今回の都民講座は、年々増加するスギ花粉症における現状と外科処置を含んだ治療法に関して著明な2名の先生方をお迎えして開催しました。初めに日本医科大学・耳鼻咽喉科・大久保公裕教授が、年々増加するスギ花粉症は、最新調査報告より現在2人に1人が罹患していることにより生活の質(QOL)が低下するだけでなく、一人当たりの生産性が他の疾患(癌や精神疾患など)と比較して大きく低下しており、国の 社会問題として捉える必要性があることを解説されました。一方で、花粉症治療の3本柱(薬物療法、免疫療法、外科療法)のうち、薬物療法と免疫療法について解説されました。特に舌下免疫療法の特徴をこれまでの皮下免疫療法と比較対比して長所を重点的に解説されました。次に、大分大学医学部・耳鼻咽喉科・児玉悟講師には、花粉症における外科療法についてご講演いただきました。

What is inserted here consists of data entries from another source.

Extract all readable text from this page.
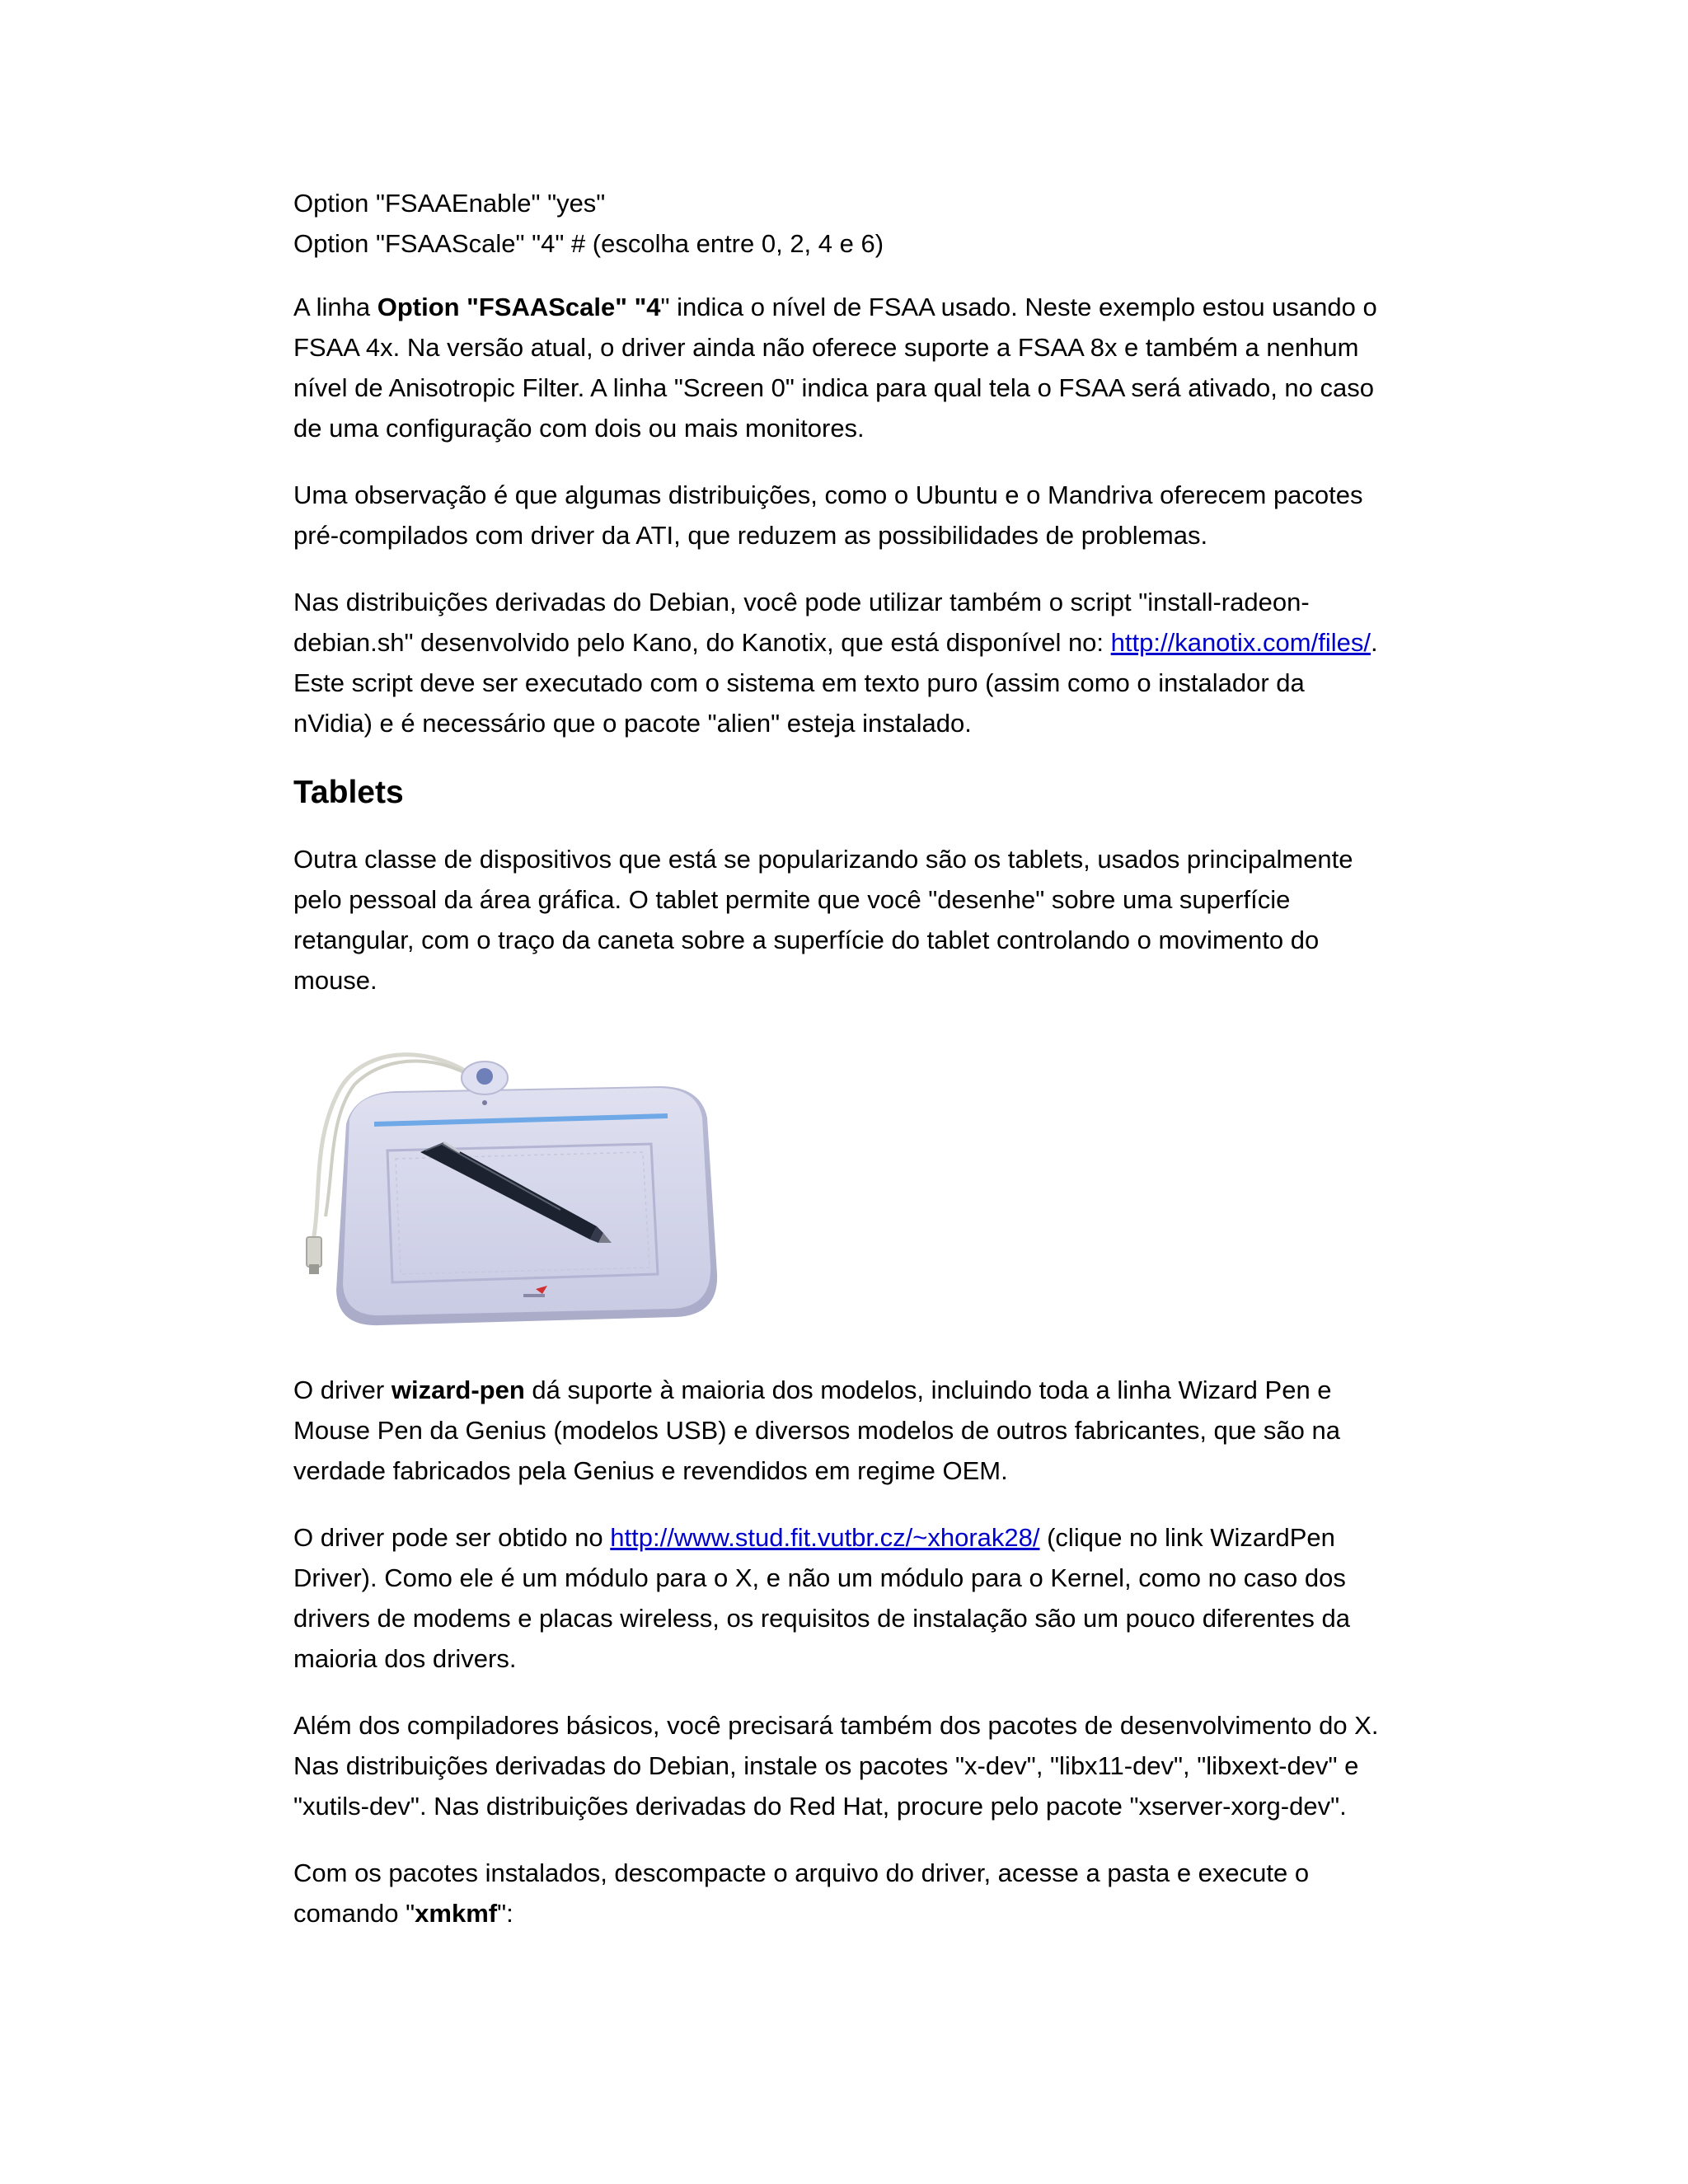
Option "FSAAEnable" "yes"
Option "FSAAScale" "4" # (escolha entre 0, 2, 4 e 6)

A linha Option "FSAAScale" "4" indica o nível de FSAA usado. Neste exemplo estou usando o FSAA 4x. Na versão atual, o driver ainda não oferece suporte a FSAA 8x e também a nenhum nível de Anisotropic Filter. A linha "Screen 0" indica para qual tela o FSAA será ativado, no caso de uma configuração com dois ou mais monitores.

Uma observação é que algumas distribuições, como o Ubuntu e o Mandriva oferecem pacotes pré-compilados com driver da ATI, que reduzem as possibilidades de problemas.

Nas distribuições derivadas do Debian, você pode utilizar também o script "install-radeon-debian.sh" desenvolvido pelo Kano, do Kanotix, que está disponível no: http://kanotix.com/files/. Este script deve ser executado com o sistema em texto puro (assim como o instalador da nVidia) e é necessário que o pacote "alien" esteja instalado.

Tablets

Outra classe de dispositivos que está se popularizando são os tablets, usados principalmente pelo pessoal da área gráfica. O tablet permite que você "desenhe" sobre uma superfície retangular, com o traço da caneta sobre a superfície do tablet controlando o movimento do mouse.

O driver wizard-pen dá suporte à maioria dos modelos, incluindo toda a linha Wizard Pen e Mouse Pen da Genius (modelos USB) e diversos modelos de outros fabricantes, que são na verdade fabricados pela Genius e revendidos em regime OEM.

O driver pode ser obtido no http://www.stud.fit.vutbr.cz/~xhorak28/ (clique no link WizardPen Driver). Como ele é um módulo para o X, e não um módulo para o Kernel, como no caso dos drivers de modems e placas wireless, os requisitos de instalação são um pouco diferentes da maioria dos drivers.

Além dos compiladores básicos, você precisará também dos pacotes de desenvolvimento do X. Nas distribuições derivadas do Debian, instale os pacotes "x-dev", "libx11-dev", "libxext-dev" e "xutils-dev". Nas distribuições derivadas do Red Hat, procure pelo pacote "xserver-xorg-dev".

Com os pacotes instalados, descompacte o arquivo do driver, acesse a pasta e execute o comando "xmkmf":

手術の方法として、①鼻粘膜 の縮小と変調を目的とした手術、②鼻閉(鼻づまり)の改善を目的とした鼻腔整復術、③鼻漏(鼻みず)の改善を目的とした手術があります。①のレーザー手術は局所麻酔での簡便な外来手術で、入院は不要ですが、必ずしも効果が長続きするものではありません。したがって現在では手術効果の持続が期待できる②と③を組み合わせた入院手術が行なわれることが多くなっています。この②と③の手術のうち、鼻中隔矯正術、 下鼻甲介骨切除術、後鼻神経切断術といった全身麻酔下での手術についてビデオを見ながら解説されました。最後に私から、舌下免疫療法の作用機序の解明を含めた治療効果の予測を確立する研究発表を行いました。研究の目的は、治療期間が3年以上と長い舌下免疫療法において効果がない患者が3〜4割程度存在することから、効果の有無の原因を探索するものです。研究の結果、26種類ある味の苦味を感じる受容体の組み合わせが免疫学的個性化に重要であることがわかりました。この研究成果から患者に合わせたオーダーメイド医療の確立を目指しています。

講演後は、ご来場の皆さまから多数の質問やアンケートでも「アレルギー性鼻炎について良く理解ができた」とのご意見を頂戴し、充実したものとなりました。